And that is just the type of income-restricted property Norristown is trying to limit within its borders, said Council President William Caldwell, a Democrat.
"It probably would be a nice project, but I don't buy that it's a good thing for Norristown," he said. "I don't think it pushes our goals at all in deconcentrating poverty within our community."
Randolph, whose Cherry Hill-based Ingerman Group is behind the project, is used to this resistance from local leaders.
But more and more, he is hearing it from the communities that have historically accepted the affordable-housing developments in which his company specializes.

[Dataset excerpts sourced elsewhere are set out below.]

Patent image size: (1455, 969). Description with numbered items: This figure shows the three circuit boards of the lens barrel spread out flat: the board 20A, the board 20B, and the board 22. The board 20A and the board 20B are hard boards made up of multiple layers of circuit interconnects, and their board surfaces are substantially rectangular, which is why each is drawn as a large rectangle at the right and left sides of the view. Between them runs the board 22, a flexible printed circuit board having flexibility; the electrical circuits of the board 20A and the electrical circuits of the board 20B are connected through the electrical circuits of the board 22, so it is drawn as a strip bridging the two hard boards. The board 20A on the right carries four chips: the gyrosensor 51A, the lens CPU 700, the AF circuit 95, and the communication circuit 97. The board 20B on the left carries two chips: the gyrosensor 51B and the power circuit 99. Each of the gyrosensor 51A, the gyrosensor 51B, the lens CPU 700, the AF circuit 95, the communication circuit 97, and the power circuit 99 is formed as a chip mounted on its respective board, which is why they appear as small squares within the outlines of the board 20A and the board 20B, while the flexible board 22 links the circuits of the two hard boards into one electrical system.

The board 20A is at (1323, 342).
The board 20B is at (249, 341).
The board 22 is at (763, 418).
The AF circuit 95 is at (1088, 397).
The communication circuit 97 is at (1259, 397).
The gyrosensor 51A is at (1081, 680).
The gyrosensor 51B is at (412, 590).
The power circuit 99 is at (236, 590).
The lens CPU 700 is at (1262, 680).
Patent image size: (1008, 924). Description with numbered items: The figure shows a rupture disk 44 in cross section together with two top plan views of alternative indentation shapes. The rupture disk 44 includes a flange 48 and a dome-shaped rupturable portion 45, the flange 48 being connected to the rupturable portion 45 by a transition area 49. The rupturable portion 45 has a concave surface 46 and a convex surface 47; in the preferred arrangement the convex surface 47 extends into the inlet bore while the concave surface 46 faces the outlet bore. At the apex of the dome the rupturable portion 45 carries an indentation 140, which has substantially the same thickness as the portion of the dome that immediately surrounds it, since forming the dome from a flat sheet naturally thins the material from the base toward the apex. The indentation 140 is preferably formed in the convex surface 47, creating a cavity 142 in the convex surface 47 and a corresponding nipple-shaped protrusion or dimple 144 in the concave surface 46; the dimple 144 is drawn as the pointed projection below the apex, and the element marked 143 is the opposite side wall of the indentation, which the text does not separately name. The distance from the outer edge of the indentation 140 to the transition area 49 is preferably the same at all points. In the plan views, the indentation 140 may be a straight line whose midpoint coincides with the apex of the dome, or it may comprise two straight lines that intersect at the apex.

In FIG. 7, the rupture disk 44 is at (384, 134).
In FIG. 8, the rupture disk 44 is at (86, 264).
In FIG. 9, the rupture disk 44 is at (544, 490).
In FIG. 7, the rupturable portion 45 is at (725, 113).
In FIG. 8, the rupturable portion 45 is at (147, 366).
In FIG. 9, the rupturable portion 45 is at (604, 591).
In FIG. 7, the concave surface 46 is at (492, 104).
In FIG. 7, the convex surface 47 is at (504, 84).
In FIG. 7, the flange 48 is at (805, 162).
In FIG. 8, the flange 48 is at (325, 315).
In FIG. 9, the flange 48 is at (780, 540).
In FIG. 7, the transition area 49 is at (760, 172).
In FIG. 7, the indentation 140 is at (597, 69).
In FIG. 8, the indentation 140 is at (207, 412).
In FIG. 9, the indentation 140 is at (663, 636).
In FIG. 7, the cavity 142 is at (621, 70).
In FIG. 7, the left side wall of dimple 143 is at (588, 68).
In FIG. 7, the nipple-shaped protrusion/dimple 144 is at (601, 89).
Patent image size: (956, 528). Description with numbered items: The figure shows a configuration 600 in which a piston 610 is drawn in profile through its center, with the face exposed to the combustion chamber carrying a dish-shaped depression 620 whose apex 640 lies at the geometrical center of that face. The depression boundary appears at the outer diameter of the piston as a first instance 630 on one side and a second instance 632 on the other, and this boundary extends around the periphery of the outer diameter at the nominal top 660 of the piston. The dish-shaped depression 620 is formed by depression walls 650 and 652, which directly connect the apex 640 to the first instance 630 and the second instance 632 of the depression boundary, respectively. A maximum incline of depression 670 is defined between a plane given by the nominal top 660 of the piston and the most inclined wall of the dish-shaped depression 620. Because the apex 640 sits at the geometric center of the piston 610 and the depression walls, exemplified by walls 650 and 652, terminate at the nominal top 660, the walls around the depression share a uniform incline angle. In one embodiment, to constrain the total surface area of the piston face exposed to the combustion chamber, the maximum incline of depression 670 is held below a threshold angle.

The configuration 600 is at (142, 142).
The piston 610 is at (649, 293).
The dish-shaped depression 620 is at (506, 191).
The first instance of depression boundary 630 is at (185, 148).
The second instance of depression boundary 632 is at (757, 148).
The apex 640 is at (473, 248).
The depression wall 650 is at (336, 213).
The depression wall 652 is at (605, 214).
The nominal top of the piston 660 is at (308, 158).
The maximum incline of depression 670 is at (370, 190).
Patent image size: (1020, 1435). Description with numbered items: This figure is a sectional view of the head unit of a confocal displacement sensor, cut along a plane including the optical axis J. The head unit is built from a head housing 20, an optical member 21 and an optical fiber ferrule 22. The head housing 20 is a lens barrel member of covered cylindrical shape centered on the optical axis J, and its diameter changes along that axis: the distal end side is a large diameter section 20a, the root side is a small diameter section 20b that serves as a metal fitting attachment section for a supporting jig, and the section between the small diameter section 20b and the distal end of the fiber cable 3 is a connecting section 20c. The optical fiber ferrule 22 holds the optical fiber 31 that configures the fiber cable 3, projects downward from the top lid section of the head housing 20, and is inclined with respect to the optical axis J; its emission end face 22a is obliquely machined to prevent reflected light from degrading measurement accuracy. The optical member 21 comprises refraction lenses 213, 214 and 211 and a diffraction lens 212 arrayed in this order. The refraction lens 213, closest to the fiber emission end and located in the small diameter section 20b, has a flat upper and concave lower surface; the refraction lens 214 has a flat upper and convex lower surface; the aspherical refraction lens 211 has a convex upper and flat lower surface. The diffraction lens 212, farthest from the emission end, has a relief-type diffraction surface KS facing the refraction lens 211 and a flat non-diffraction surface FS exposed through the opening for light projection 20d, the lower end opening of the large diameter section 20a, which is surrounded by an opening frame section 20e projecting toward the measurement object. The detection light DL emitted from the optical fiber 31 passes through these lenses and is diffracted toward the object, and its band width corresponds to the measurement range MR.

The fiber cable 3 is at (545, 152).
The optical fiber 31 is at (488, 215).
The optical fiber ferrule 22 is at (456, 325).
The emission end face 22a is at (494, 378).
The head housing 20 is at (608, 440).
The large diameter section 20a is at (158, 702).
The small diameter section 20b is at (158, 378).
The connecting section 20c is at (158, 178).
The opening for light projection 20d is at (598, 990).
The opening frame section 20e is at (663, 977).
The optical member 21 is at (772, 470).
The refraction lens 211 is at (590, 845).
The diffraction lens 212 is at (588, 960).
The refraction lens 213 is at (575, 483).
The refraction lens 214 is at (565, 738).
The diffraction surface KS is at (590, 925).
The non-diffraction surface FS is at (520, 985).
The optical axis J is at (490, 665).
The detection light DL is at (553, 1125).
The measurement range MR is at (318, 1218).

Municipalities such as Norristown, Upper Darby, and Coatesville have taken on a disproportionate share of the government-sponsored low-income housing stock over the last decade, and they are increasingly loath to welcome any more.
These growing pockets of poverty create a cycle that traps certain communities on the lower end of the development scale while allowing more affluent ones to flourish, Caldwell said.
"Morally, this country has a very large problem with economic segregation," he said. "You have rich communities, you have poor communities - and there's very little mixing in between."
Just two communities in Montgomery County - Norristown and Pottstown, where median incomes are about $34,000 below the countywide average - account for more than 60 percent of county residents who rely on federal housing vouchers.
The program, popularly known as Section 8, is designed to help low-income residents bridge the gap between what they can afford and market-rates prices.
Similar concentrations of low-income housing have sprung up in Upper Darby in Delaware County and Coatesville in Chester County.
How this economic segregation developed turns into a chicken-and-egg debate.